(Bloomberg) — Mexico’s remittances reached another record in October, powered by the U.S. economic recovery and a weaker peso that encourages workers abroad to send money back home to support their families.
Latin America’s second-largest economy posted $4.82 billion in money sent by Mexicans abroad in October, the biggest inflow on record and a 34% gain compared to a year ago, the central bank said on its website Wednesday. The result topped all analyst estimates in a Bloomberg survey, which had $4.58 billion as the average forecast.
The number of individual transactions grew to over 12.5 million, up from 11.6 million in September, according to the central bank.
Alberto Ramos, an economist at Goldman Sachs Group Inc (NYSE:)., wrote in a note that generous wages in the U.S. combined with a contraction of economic activity in Mexico and a competitive exchange rate led to the record amount.

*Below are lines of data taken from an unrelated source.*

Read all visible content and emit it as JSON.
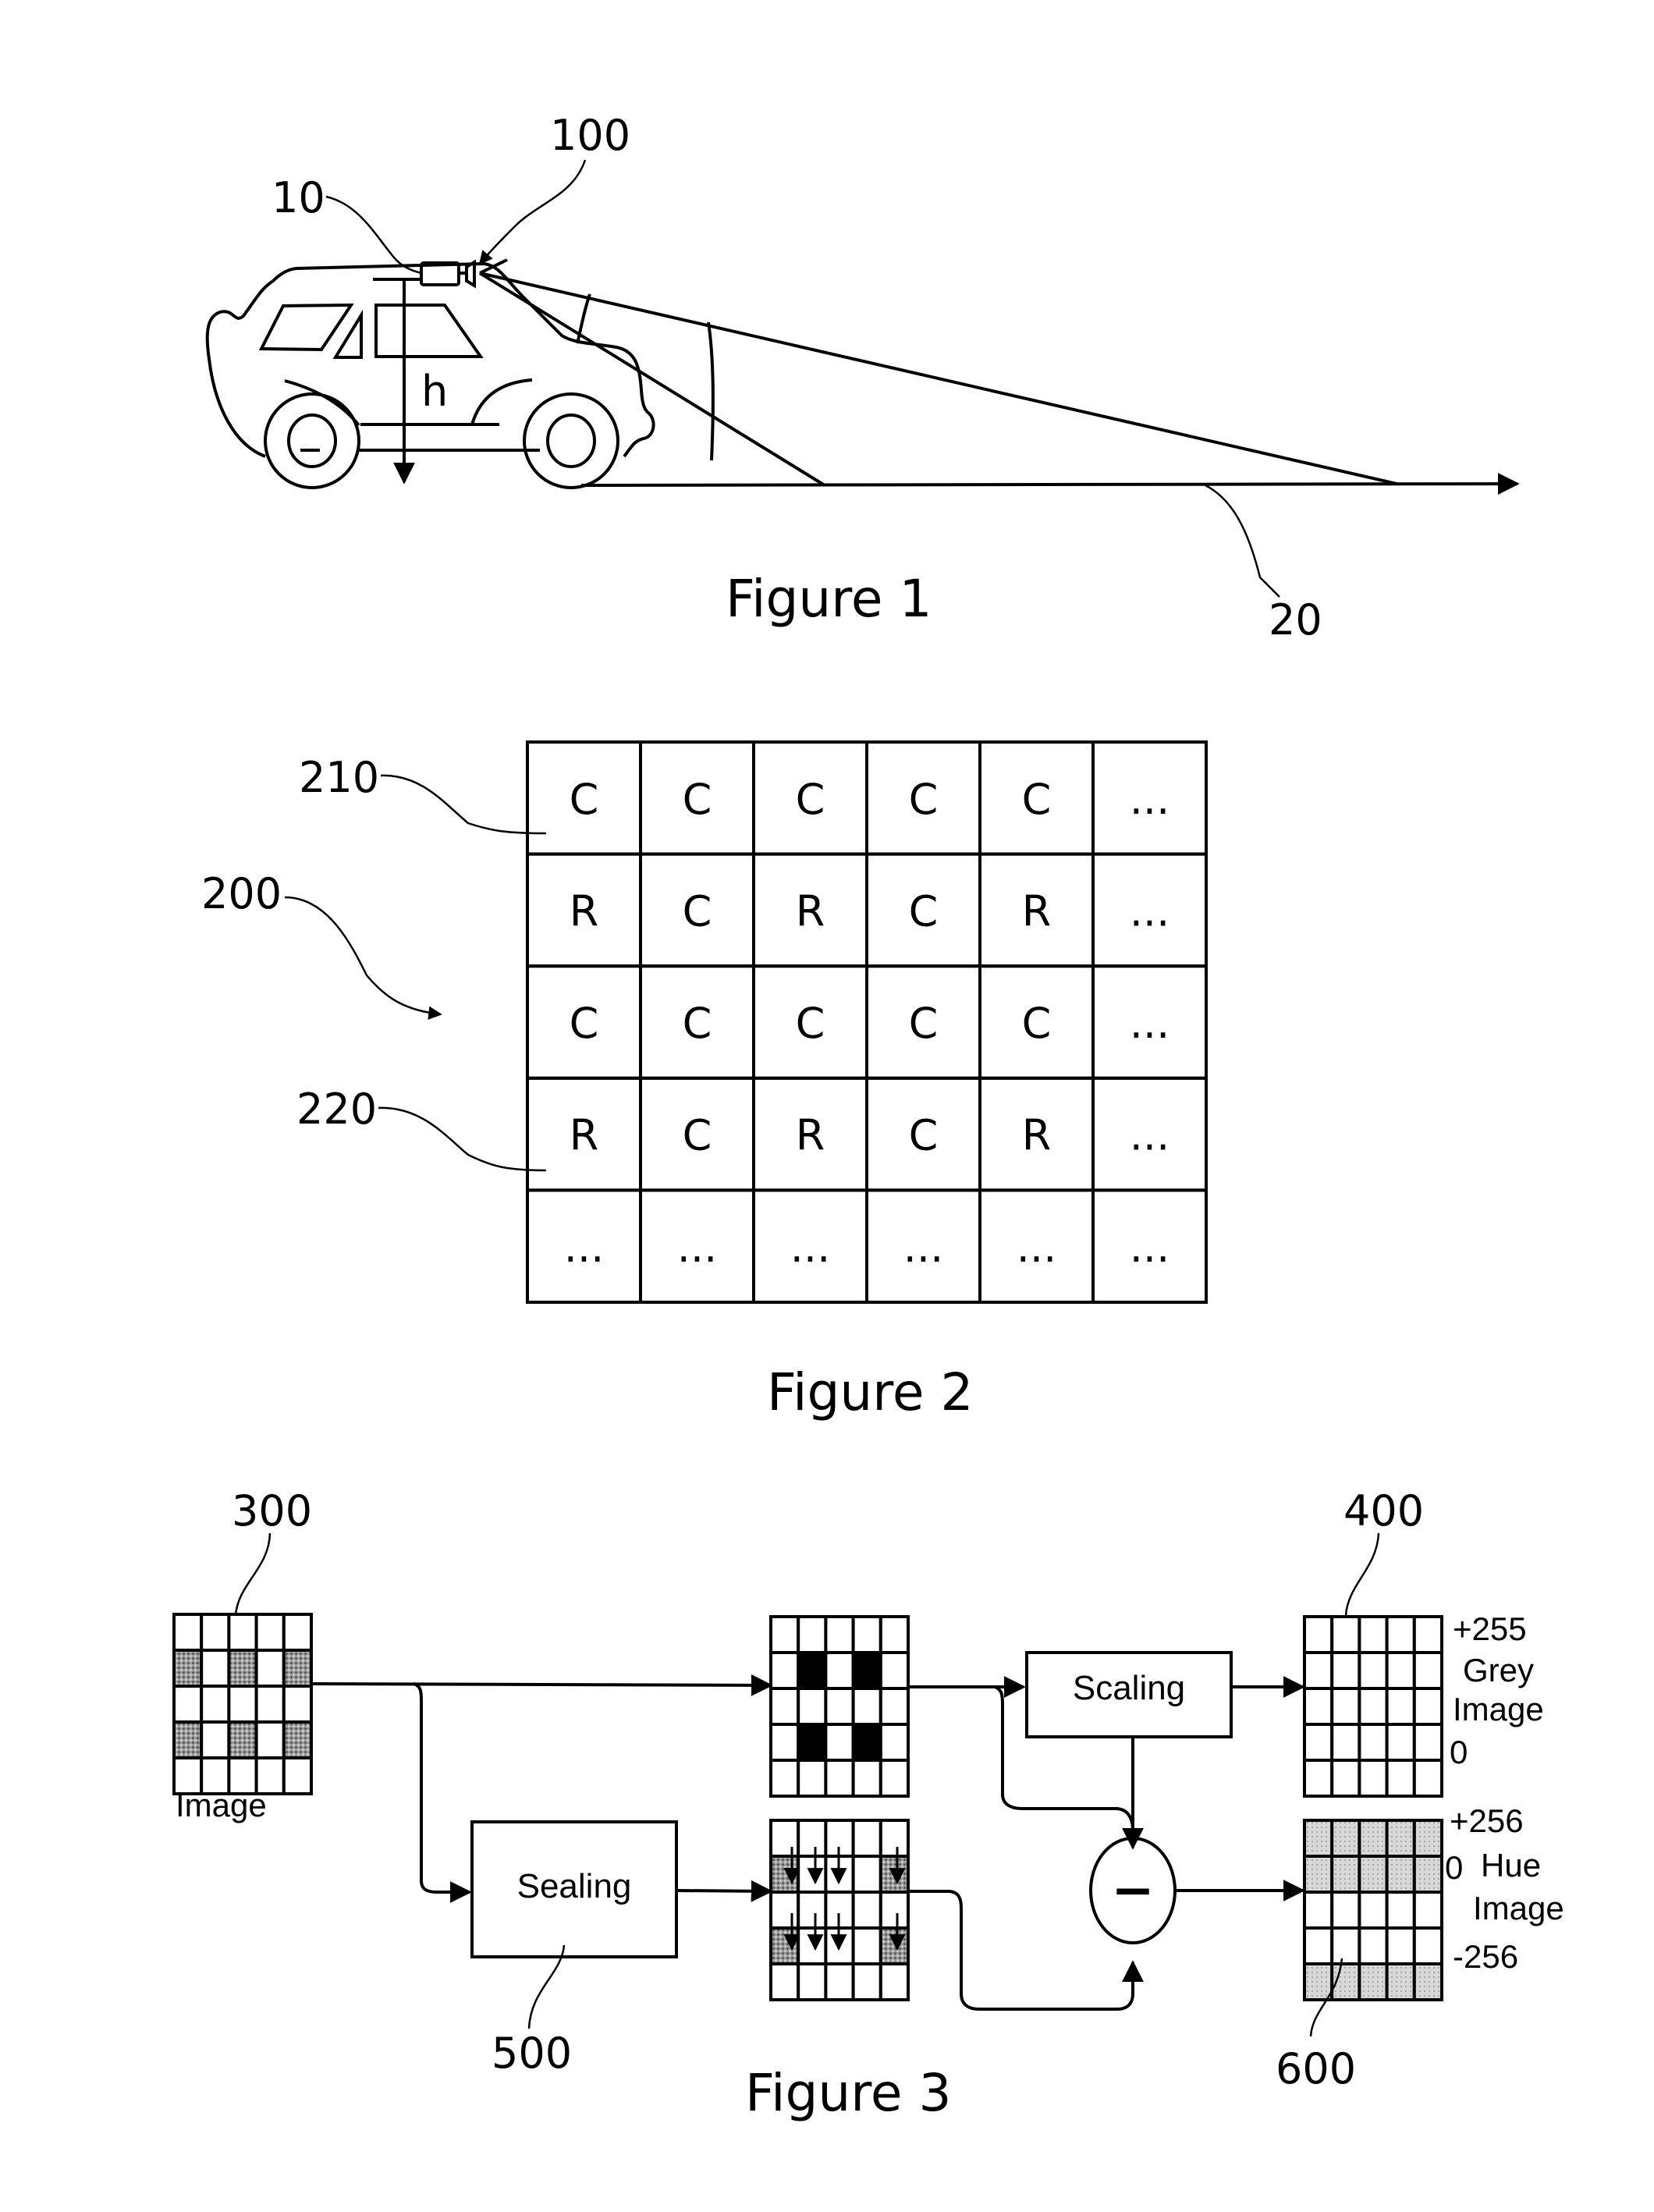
{
  "figure1": {
    "caption": "Figure 1",
    "labels": {
      "system": "100",
      "camera": "10",
      "height": "h",
      "road": "20"
    }
  },
  "figure2": {
    "caption": "Figure 2",
    "labels": {
      "array": "200",
      "clear_pixel": "210",
      "red_pixel": "220"
    },
    "grid": [
      [
        "C",
        "C",
        "C",
        "C",
        "C",
        "..."
      ],
      [
        "R",
        "C",
        "R",
        "C",
        "R",
        "..."
      ],
      [
        "C",
        "C",
        "C",
        "C",
        "C",
        "..."
      ],
      [
        "R",
        "C",
        "R",
        "C",
        "R",
        "..."
      ],
      [
        "...",
        "...",
        "...",
        "...",
        "...",
        "..."
      ]
    ]
  },
  "figure3": {
    "caption": "Figure 3",
    "labels": {
      "input_image": "300",
      "grey_image": "400",
      "scaling_unit": "500",
      "hue_image": "600"
    },
    "input_caption": "Image",
    "scaling_box": "Scaling",
    "sealing_box": "Sealing",
    "subtract_symbol": "−",
    "grey_output": {
      "top": "+255",
      "name_line1": "Grey",
      "name_line2": "Image",
      "bottom": "0"
    },
    "hue_output": {
      "top": "+256",
      "mid": "0",
      "name_line1": "Hue",
      "name_line2": "Image",
      "bottom": "-256"
    }
  }
}
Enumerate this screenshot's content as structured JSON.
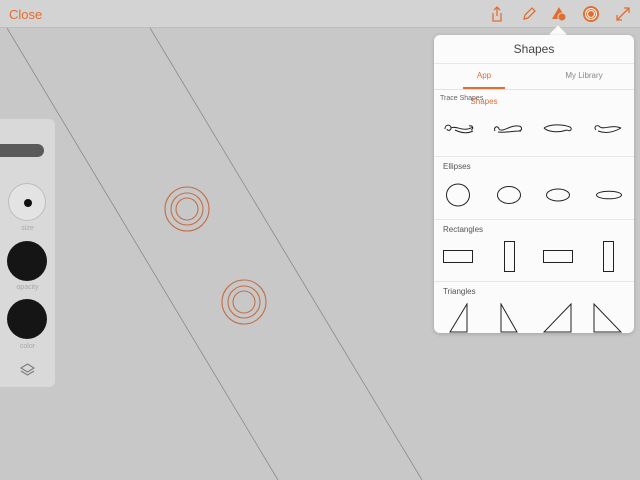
{
  "topbar": {
    "close_label": "Close",
    "icons": [
      "share-icon",
      "pencil-icon",
      "shapes-icon",
      "target-icon",
      "expand-icon"
    ]
  },
  "colors": {
    "accent": "#e36d2f",
    "canvas": "#c8c8c8"
  },
  "tool_panel": {
    "size_label": "size",
    "opacity_label": "opacity",
    "color_label": "color"
  },
  "shapes_popover": {
    "title": "Shapes",
    "tabs": [
      {
        "label": "App Shapes",
        "active": true
      },
      {
        "label": "My Library",
        "active": false
      }
    ],
    "sections": [
      {
        "title": "Trace Shapes",
        "items": [
          "scroll-ornament-1",
          "scroll-ornament-2",
          "scroll-ornament-3",
          "scroll-ornament-4"
        ]
      },
      {
        "title": "Ellipses",
        "items": [
          "ellipse-circle",
          "ellipse-wide",
          "ellipse-wider",
          "ellipse-flat"
        ]
      },
      {
        "title": "Rectangles",
        "items": [
          "rect-horizontal",
          "rect-vertical",
          "rect-horizontal-2",
          "rect-vertical-2"
        ]
      },
      {
        "title": "Triangles",
        "items": [
          "triangle-1",
          "triangle-2",
          "triangle-3",
          "triangle-4"
        ]
      }
    ]
  }
}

“Solid workers’ remittance flows have been adding support to the current account and to private consumption, particularly for low-income families, who have a high propensity to consume and are the overwhelming recipients of such transfers,” he wrote. “The moderating activity and income growth profile in the U.S. should lead to a moderation in remittance flows to Mexico in coming quarters.”
Mexico’s President Andres Manuel Lopez Obrador has for months lauded the contribution of workers abroad, stating earlier this month that Mexico was on track to reach a total of $50 billion in remittances by the year’s end. Remittances to Mexico surpassed $42 billion so far in the first ten months of the year.